Lecture Materials for Week 6

September 29, 2025

Exam Day

Study Guide for Midterm

dplyr Verbs

Be able to:

  • Define what each verb does: select(), filter(), arrange(), mutate(), summarize(), group_by(), left_join().

Common R Operators

Review the meaning of these:

  • Logical operators: ==, !=, |, &, %in%
  • Assignment: <-
  • Pipe: |>
  • Package function access: ::
  • Comparison: <= Make sure you can match operator to description.

Variable Types Basics

Understand:

  • Variable types: categorical (factors), continuous (doubles/integers).
  • What “glimpse” output tells you (rows, columns, data types).
  • Identify if a variable is nominal, continuous, or has missing values.

Reading R Code for Basic Wrangling Tasks

Be comfortable interpreting:

  • filter() with logical conditions.
  • group_by() + summarise() for grouped means.
  • mutate() + case_when() for new variables.
  • arrange(desc(...)) for sorting.

Check out this practice activity if you wish: Recreating a Pew Graph

Interpreting Plots

Know:

  • The common geometries
  • The role of faceting (breaking plots into subplots by category).
  • Interpret relationships between two quantitative variables.
  • Identify which aesthetic maps to color/shape.
  • Distinguish between variables on x vs. y axes.

Normal Distribution Basics

Review:

  • Empirical Rule (68–95–99.7).
  • Mean, median, and mode in symmetric distributions.
  • Interpreting density plots.
  • What “density” means.

Applying the Normal Distribution

Be able to:

  • Apply the Empirical Rule with mean and SD.
  • Estimate ranges for 68%, 95%, 99.7% of data.
  • Decide whether an observed value falls within those ranges.

Check out this practice activity from lecture.

Interpret Cross Tabulations for Screening Tests & Disease

Know definitions and calculations:

  • True Positives, True Negatives, False Positives, False Negatives.
  • Prevalence = proportion of sample with disease.
  • Sensitivity
  • Specificity
  • Positive Predictive Value

Check out these practice activity if you wish: Bayes theorem with cross tabs and interpreting cross tabulations using your own inputs.

Confidence Intervals & t-distribution

Review:

  • When to use critical t values.
  • How confidence intervals change with sample size or confidence level.
  • Standard error for a mean and a proportion
  • Interpretation of confidence intervals.
  • Random vs. convenience sampling impact.

Check out these practice activity if you wish: using pnorm() and qnorm(), calculating CIs for means, calculating CIs for proportions, dangers of non-random sampling, and dangers of very small samples.

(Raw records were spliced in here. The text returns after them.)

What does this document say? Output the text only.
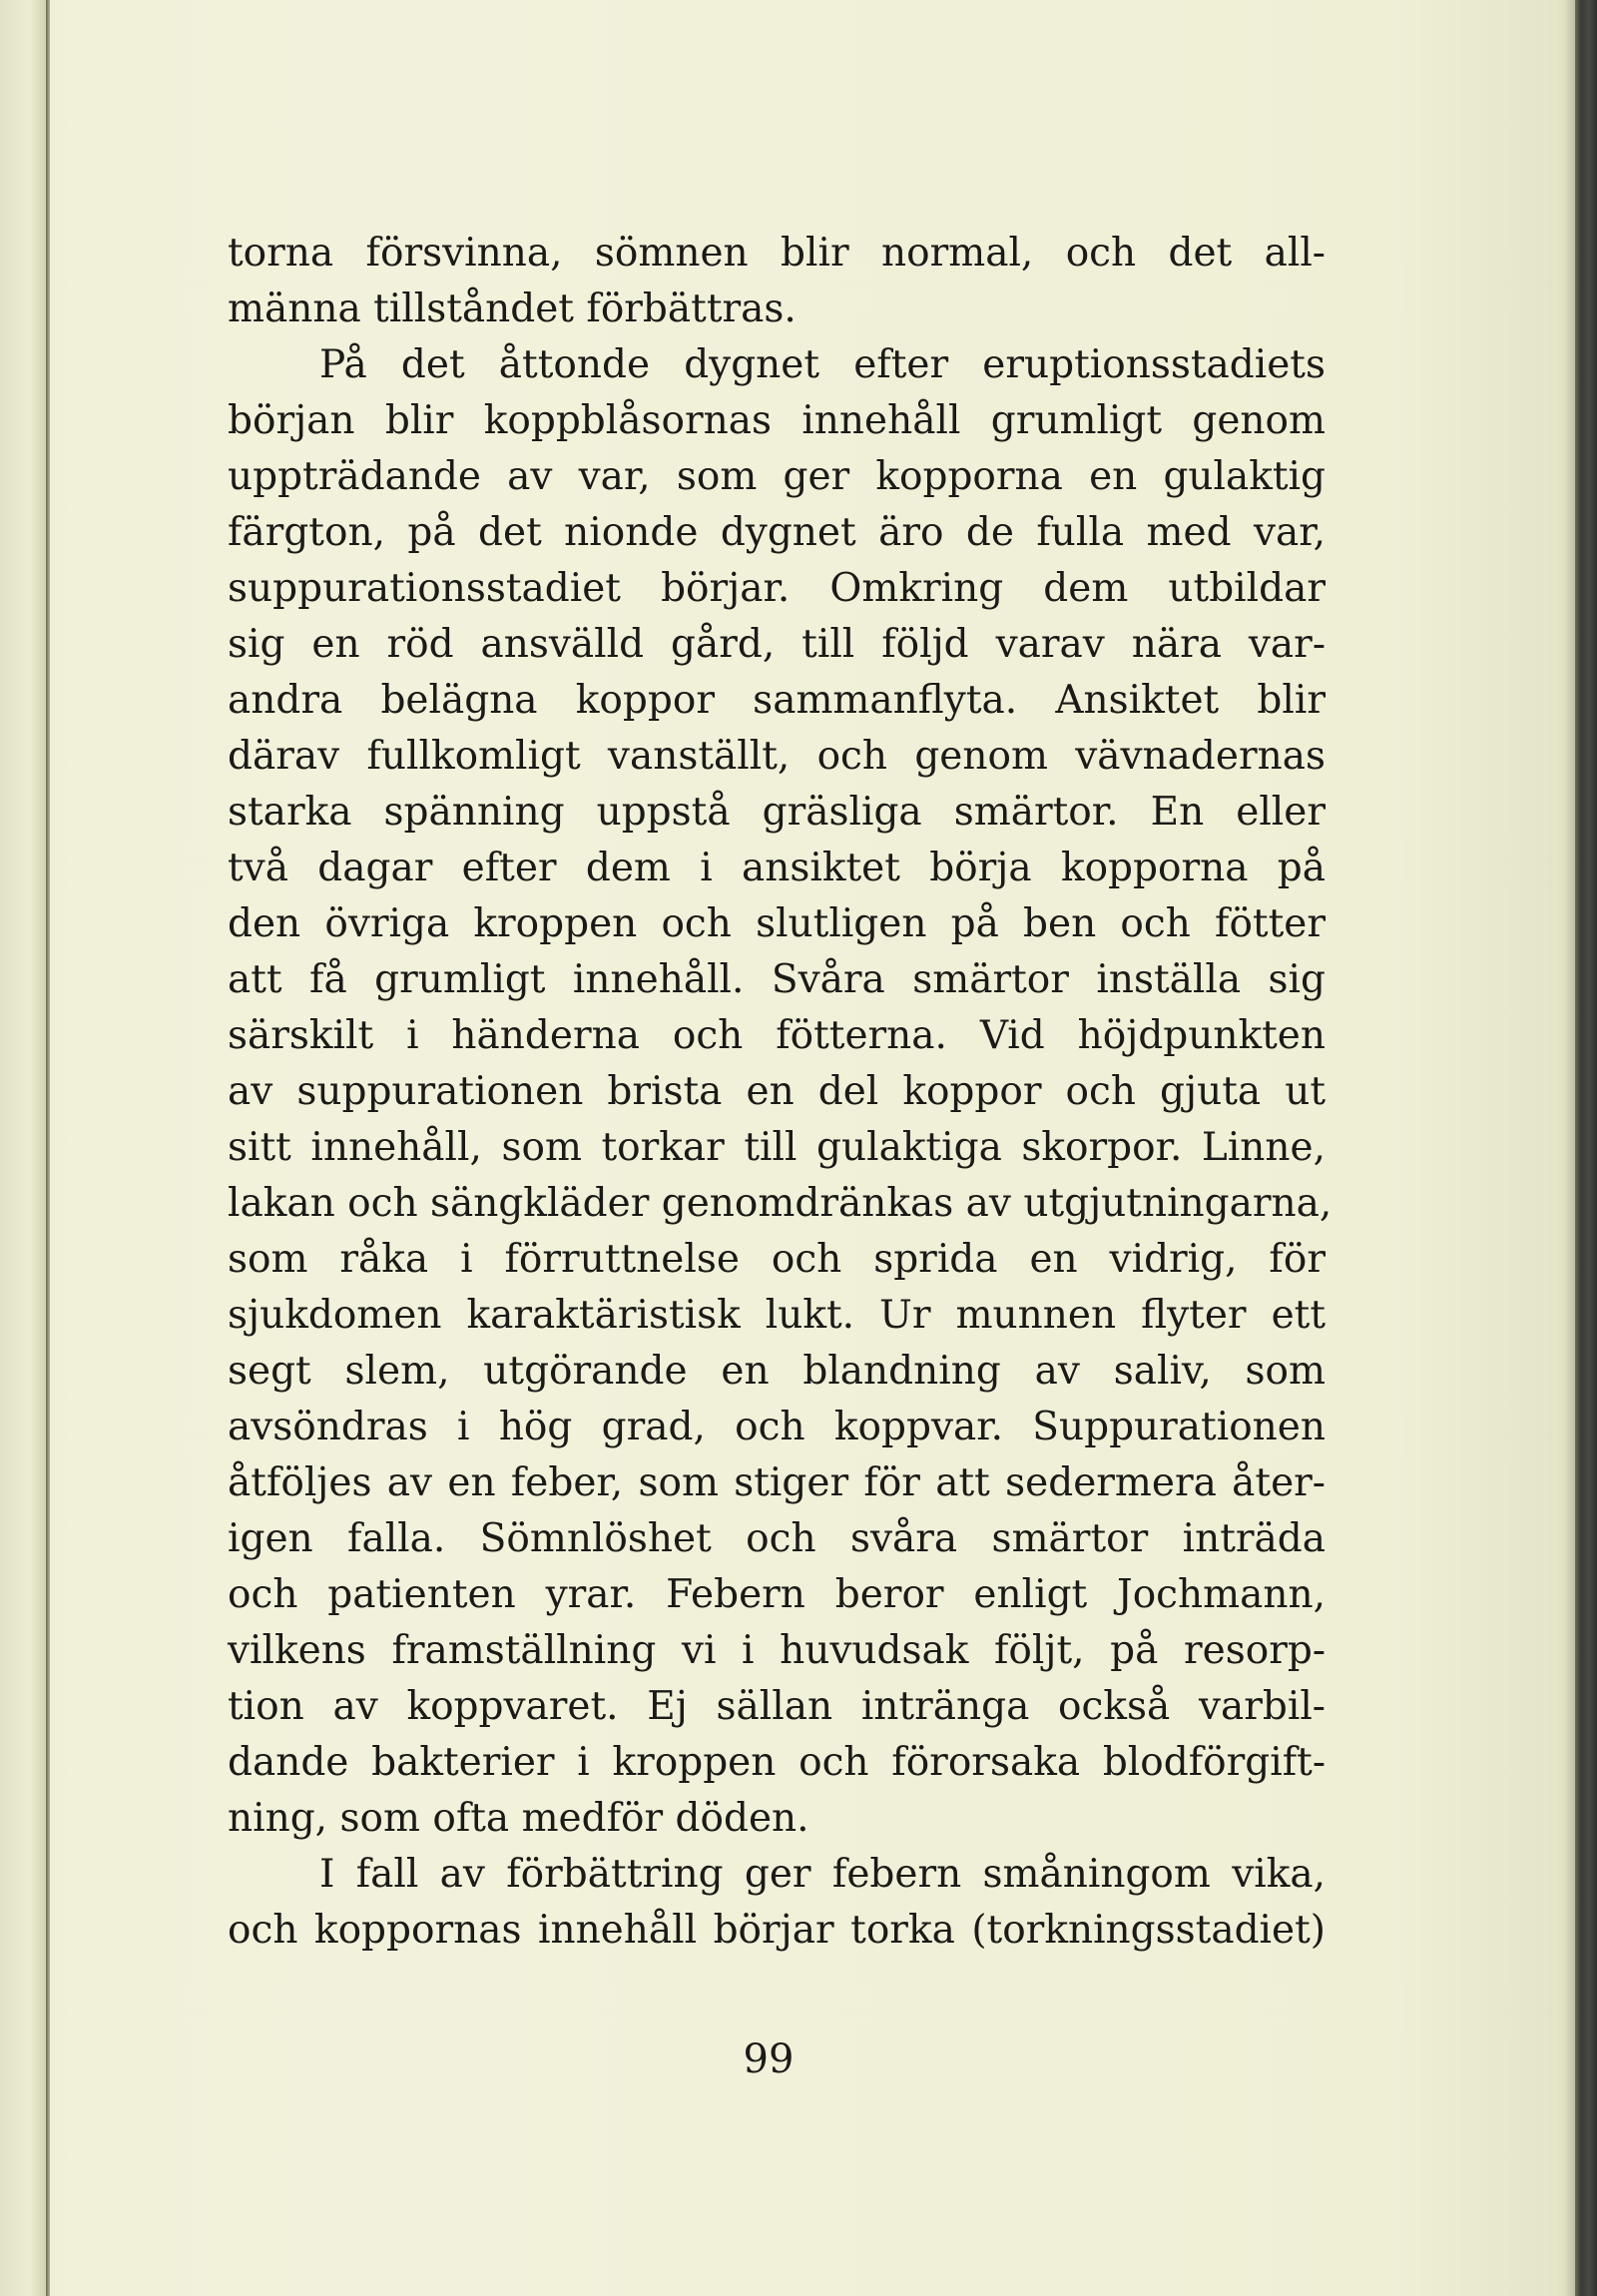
torna försvinna, sömnen blir normal, och det all-
männa tillståndet förbättras.
På det åttonde dygnet efter eruptionsstadiets
början blir koppblåsornas innehåll grumligt genom
uppträdande av var, som ger kopporna en gulaktig
färgton, på det nionde dygnet äro de fulla med var,
suppurationsstadiet börjar. Omkring dem utbildar
sig en röd ansvälld gård, till följd varav nära var-
andra belägna koppor sammanflyta. Ansiktet blir
därav fullkomligt vanställt, och genom vävnadernas
starka spänning uppstå gräsliga smärtor. En eller
två dagar efter dem i ansiktet börja kopporna på
den övriga kroppen och slutligen på ben och fötter
att få grumligt innehåll. Svåra smärtor inställa sig
särskilt i händerna och fötterna. Vid höjdpunkten
av suppurationen brista en del koppor och gjuta ut
sitt innehåll, som torkar till gulaktiga skorpor. Linne,
lakan och sängkläder genomdränkas av utgjutningarna,
som råka i förruttnelse och sprida en vidrig, för
sjukdomen karaktäristisk lukt. Ur munnen flyter ett
segt slem, utgörande en blandning av saliv, som
avsöndras i hög grad, och koppvar. Suppurationen
åtföljes av en feber, som stiger för att sedermera åter-
igen falla. Sömnlöshet och svåra smärtor inträda
och patienten yrar. Febern beror enligt Jochmann,
vilkens framställning vi i huvudsak följt, på resorp-
tion av koppvaret. Ej sällan intränga också varbil-
dande bakterier i kroppen och förorsaka blodförgift-
ning, som ofta medför döden.
I fall av förbättring ger febern småningom vika,
och koppornas innehåll börjar torka (torkningsstadiet)
99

Conceptual Statistical Ideas from Modules 5-9

Key topics:

  • t-distribution vs. normal distribution.
  • Bootstrapping basics.
  • Precision vs. accuracy.
  • R functions: pnorm(), qnorm()
  • Central Limit Theorem.
  • Importance of random sampling.
  • Purpose of confidence intervals.
  • Probability Mass Function (PMF) and Cumulative Distribution Function (CDF).
  • Standard error vs. standard deviation.

Practice Tips

  • Write your own dplyr pipelines.
  • Sketch histograms, bar charts, and scatterplots and label key features.
  • Practice confidence interval calculations with small datasets.
  • Work through sensitivity/specificity examples with a 2×2 table.
  • Use R functions (pnorm, qnorm) to answer probability questions.
  • Practice hand calculations of standard errors and confidence intervals when given summary statistics (sample mean, standard deviation, sample size) and the appropriate critical value (z-score or t-score).

What Won’t be on the Exam?

  • Bayesian uncertainty estimation (nothing about Bayesian inference from Module 9)
  • I won’t ask you about obscure or rarely used functions/arguments — just the basics that we’ve used many times in lecture and lab
  • No complex formulas — just know how to compute a standard error for a mean and a proportion, and the associated CIs.
  • Nothing on the binomial distibution (just understand the difference between a PMF, PDF and CDF).
  • You won’t actually write any R functions, but I will print out the function call and output for you to interpret (e.g., print out the results of a wrangling pipe and ask you what it’s doing, or print the results of qnorm() and ask you to use the result to compute a CI.)

Test structure

There are 100 questions, including True/False, Multiple Choice, Matching. My best guess is that it will take the average student about 1.5 hours to complete — but you have the whole class period. Please bring a pencil and a basic calculator (not your phone). In class on Monday, I will give each student four 3x5 index cards — you can hand write whatever you like on these cards and use them during the exam.